Study Examines The Low Percentage of Women in the Academic Discipline of Finance

Dr. Renee Adams

New research by Renee B. Adams of the University of Oxford and Jing Xu of the University of Technology in Sydney, Australia, finds that women are vastly underrepresented in the field of finance. But those women who do progress to the top of the profession are more successful than their male counterparts.

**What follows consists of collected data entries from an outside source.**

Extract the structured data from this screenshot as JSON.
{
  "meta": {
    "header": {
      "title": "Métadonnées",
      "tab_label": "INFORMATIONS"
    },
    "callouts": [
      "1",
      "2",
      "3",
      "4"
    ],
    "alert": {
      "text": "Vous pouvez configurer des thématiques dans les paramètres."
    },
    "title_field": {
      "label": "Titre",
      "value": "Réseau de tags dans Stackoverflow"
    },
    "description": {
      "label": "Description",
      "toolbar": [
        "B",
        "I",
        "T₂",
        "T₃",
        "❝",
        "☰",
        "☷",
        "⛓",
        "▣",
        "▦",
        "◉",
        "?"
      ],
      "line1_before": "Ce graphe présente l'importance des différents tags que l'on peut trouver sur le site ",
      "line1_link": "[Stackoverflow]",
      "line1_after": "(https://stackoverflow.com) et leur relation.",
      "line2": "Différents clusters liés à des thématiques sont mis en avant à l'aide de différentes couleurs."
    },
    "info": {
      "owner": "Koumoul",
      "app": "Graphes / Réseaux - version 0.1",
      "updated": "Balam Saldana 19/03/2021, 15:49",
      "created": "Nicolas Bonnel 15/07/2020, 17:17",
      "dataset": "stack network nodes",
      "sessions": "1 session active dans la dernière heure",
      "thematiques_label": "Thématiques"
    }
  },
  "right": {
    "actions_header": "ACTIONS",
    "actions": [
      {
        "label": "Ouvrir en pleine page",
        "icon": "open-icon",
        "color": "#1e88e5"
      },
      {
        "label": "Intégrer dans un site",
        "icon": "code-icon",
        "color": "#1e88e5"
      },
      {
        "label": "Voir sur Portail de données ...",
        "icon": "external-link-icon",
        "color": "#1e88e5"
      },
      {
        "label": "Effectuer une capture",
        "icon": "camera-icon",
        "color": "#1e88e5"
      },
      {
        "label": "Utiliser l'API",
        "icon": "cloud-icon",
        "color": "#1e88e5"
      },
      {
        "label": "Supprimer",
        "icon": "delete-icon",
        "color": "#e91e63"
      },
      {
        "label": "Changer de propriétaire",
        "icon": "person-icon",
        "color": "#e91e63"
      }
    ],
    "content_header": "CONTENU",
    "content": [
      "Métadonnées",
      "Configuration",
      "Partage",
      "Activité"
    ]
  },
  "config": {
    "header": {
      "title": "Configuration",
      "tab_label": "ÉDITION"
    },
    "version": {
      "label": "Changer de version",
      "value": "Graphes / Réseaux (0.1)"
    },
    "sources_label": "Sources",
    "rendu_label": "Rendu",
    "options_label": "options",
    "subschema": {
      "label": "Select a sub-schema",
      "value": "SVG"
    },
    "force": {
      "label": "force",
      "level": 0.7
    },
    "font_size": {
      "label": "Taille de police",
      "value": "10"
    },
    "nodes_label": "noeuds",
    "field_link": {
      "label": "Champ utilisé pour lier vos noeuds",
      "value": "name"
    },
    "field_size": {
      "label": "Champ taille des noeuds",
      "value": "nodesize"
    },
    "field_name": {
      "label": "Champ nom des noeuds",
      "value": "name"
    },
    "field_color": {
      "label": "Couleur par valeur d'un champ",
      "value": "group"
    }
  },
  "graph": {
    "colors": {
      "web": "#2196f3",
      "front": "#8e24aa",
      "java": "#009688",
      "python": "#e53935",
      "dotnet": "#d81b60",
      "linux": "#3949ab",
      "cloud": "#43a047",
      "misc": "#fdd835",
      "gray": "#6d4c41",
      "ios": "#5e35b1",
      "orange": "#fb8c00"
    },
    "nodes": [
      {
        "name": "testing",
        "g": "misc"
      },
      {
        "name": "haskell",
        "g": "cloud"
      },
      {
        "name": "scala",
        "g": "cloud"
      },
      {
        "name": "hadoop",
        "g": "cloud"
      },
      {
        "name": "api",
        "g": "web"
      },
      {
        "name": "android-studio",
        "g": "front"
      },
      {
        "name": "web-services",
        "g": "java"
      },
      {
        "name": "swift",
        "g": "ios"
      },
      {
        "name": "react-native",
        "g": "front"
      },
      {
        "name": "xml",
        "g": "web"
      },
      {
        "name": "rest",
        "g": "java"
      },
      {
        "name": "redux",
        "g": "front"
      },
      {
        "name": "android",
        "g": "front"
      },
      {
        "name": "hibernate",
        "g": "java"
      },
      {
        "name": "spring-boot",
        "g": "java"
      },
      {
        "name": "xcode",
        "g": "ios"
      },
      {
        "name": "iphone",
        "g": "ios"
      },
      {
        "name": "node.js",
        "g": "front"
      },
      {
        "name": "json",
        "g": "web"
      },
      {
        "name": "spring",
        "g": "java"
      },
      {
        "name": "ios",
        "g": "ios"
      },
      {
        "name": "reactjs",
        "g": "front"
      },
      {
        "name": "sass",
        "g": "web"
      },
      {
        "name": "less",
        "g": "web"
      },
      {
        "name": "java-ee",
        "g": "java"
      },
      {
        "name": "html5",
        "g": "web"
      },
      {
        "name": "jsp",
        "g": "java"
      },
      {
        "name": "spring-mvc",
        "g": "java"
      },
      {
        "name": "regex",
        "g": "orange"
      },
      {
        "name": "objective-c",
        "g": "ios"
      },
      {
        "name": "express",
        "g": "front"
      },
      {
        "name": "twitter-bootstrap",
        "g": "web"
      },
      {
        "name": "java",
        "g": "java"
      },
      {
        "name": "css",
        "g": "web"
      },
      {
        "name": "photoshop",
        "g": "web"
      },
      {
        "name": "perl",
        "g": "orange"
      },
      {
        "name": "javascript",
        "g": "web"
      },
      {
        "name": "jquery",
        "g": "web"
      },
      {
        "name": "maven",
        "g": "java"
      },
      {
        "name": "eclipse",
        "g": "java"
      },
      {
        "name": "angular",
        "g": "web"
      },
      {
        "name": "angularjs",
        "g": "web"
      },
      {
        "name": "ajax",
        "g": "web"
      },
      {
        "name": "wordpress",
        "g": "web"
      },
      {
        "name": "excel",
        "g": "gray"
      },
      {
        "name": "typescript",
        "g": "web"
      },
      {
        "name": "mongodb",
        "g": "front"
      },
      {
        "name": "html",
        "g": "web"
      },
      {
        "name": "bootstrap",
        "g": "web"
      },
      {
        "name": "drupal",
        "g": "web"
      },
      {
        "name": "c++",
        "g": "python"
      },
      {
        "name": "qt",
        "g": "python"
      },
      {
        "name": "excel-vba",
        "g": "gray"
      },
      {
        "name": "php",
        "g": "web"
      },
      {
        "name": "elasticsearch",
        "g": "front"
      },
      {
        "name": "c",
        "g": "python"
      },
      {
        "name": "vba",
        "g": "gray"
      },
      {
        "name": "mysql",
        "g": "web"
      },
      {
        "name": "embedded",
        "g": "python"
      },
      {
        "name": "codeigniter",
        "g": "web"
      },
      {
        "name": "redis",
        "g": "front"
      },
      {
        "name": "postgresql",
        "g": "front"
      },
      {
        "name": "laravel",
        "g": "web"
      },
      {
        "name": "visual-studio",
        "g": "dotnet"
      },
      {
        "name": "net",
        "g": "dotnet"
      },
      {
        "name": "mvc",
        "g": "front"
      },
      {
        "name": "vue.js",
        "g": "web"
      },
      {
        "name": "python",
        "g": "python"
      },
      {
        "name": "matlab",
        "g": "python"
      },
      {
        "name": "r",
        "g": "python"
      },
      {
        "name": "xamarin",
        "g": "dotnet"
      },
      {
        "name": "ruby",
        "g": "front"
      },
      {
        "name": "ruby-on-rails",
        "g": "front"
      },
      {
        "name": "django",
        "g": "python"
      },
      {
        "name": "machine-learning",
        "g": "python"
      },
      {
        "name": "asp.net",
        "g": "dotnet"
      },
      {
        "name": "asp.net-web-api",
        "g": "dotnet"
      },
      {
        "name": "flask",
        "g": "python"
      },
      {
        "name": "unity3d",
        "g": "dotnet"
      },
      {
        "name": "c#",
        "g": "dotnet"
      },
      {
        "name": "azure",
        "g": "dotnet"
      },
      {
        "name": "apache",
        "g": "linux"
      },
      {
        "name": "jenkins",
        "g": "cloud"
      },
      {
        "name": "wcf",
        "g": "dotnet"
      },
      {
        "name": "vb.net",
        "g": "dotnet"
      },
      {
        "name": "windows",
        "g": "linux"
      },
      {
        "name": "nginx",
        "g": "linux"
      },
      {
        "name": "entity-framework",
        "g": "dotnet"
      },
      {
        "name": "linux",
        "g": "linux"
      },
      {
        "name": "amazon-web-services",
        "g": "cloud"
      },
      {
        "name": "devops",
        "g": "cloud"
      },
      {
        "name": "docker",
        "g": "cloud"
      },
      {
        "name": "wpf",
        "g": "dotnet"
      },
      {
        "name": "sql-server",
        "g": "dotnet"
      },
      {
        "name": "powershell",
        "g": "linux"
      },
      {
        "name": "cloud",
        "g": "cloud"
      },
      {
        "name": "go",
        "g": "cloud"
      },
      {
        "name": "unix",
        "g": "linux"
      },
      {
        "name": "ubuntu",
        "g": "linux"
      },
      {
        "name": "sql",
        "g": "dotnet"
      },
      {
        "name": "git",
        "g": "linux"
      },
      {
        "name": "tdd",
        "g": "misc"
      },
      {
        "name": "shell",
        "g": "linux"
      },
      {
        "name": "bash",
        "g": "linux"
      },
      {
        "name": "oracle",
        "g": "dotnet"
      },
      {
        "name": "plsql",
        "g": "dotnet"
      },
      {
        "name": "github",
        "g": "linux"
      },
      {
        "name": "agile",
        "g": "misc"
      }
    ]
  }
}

The study finds that finance ranks 132nd out of 175 fields with a representation of only 10.3 percent of its thought leaders are women. Women are a higher percentage of thought leaders in economics and most STEM fields. Thought leaders are defined as academics who have been ranked among the top 2 percent in their respective fields by citations. The study also notes that all but six of the CEOs at the 107 largest U.S. public financial institutions are men.

Dr. Jing Xu

The authors state that “the fact that finance is less gender-diverse than other math-intensive fields suggests standard arguments about women’s preferences with respect to STEM subjects cannot explain their low representation in finance. Instead, we argue the culture of academic finance is less welcoming to women than it is to men.”

However, the authors note that the women who overcome these barriers outperform their male peers. “Individual female thought leaders in finance have more impact than their male peers, as measured by citations per paper, their academic rank, and a composite score of six citation metrics.”

The authors conclude: “To overcome the inequality of finance, the culture of finance academia must change. But culture cannot change on demand. The leadership of academic finance associations and our universities should provide opportunities for introspection, reflection, and discussion of these issues. We should start by discussing why academia seems to be focused primarily on producing more science, rather than better science. Universities, academic associations, and journals should increase the transparency of their operations. The process through which positions of power are filled, like those of university deans and journal editors, should be transparent. Only when the rules of the game are clear can there be a hope of changing the rules to level the playing field.”

Dr. Adams holds a master’s degree in mathematics from Stanford University and a Ph.D. in economics from the University of Chicago. Jing Xu holds a Ph.D. in finance from the University of New South Wales.